Tech giant Apple announces details of a scanning system to find child sexual abuse material (CSAM) on US customers’ iPhones and other devices.
Before storing images onto iCloud Photos, the technology will look for matches for CSAM that are already known. If the system detects a match, it is assessed by human review before reporting the user to law authorities.
However, there are concerns over the privacy of doing this. Experts fear authoritarian governments could use the technology to spy on its citizens. The system could extend to scanning phones for other types of prohibited content or political information.
Apple are to release new versions of iOS for their devices later this year. It will have “new applications of cryptography to help limit the spread of CSAM online, while designing for user privacy”.
The US National Center for Missing and Exploited Children (NCMEC), along with other child safety organisations, have a database of known child sexual abuse pictures. Each image is translated into a numerical code, orĀ “hashes”. Apple’s system works by comparing images on Apple devices to those on this database, checking for matches to the code.
According to Apple, the technology can also identify edited but similar versions of original pictures.
Privacy issues
Apple claim the system has an “extremely high level of accuracy and ensures less than a one in one trillion chance per year of incorrectly flagging a given account”. Every report of CSAM is manually reviewed to confirm the match.
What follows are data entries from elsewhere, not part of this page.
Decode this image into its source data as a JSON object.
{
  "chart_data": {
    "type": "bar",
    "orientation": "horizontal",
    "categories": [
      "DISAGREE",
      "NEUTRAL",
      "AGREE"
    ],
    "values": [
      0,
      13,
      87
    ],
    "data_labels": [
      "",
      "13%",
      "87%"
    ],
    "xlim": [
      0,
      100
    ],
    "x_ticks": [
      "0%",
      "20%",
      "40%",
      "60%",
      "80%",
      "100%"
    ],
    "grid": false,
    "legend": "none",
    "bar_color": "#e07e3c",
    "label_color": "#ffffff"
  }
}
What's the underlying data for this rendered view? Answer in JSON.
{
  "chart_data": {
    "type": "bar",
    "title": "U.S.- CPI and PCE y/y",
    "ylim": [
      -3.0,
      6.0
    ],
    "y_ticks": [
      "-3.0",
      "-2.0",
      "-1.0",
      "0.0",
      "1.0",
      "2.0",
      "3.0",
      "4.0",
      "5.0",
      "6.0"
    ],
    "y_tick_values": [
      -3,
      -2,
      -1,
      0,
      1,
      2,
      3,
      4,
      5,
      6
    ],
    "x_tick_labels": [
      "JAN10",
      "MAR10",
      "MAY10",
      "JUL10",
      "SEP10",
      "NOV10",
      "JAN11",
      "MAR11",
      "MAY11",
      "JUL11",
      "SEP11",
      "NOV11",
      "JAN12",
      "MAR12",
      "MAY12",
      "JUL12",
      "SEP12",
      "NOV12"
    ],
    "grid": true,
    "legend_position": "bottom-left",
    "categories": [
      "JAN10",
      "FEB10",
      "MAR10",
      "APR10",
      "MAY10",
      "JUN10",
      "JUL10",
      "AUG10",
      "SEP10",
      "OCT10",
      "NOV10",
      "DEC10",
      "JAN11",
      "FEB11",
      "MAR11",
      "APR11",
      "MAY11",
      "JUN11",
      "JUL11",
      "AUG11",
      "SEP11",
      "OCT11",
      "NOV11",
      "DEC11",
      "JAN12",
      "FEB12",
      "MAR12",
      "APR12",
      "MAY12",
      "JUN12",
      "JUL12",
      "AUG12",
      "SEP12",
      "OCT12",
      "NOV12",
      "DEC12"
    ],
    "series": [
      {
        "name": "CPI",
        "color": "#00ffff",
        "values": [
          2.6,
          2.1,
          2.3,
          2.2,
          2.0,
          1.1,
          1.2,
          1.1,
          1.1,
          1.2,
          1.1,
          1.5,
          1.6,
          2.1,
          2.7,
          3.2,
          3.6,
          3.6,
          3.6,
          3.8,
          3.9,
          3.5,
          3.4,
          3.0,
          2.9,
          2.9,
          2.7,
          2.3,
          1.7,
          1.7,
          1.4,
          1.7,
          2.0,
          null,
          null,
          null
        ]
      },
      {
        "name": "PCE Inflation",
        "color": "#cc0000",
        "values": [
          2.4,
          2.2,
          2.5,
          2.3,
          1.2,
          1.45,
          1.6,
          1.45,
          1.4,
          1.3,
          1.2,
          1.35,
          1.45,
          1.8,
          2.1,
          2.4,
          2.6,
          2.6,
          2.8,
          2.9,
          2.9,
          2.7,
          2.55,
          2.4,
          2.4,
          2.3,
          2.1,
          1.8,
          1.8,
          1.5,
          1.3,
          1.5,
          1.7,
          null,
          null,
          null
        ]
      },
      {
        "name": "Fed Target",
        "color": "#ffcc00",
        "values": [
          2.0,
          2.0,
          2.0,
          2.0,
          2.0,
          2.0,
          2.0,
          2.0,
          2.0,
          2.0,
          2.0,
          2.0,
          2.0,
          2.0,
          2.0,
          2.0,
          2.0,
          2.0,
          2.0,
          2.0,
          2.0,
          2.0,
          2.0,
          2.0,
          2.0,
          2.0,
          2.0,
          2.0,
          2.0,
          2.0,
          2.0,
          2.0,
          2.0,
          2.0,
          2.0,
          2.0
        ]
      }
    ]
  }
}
Once identified, they can then take further steps to disable user accounts and involve law enforcement.
The firm insist that compared to existing techniques, the new technology offers “significant” benefits with regards to privacy. This is because Apple only learns about users’ pictures if their iCloud Photos account contains known CSAM.
However, privacy experts still have concerns about the system. They say that Apple are encouraging a view of it being acceptable behaviour to scan the content on people’s phones.
Security researcher Matthew Green says: “Regardless of what Apple’s long term plans are, they’ve sent a very clear signal. In their (very influential) opinion, it is safe to build systems that scan users’ phones for prohibited content”. He believes it doesn’t matter whether Apple “turn out to be right or wrong” in what they are doing. Creating this system opens it up for governments to “demand it from everyone”.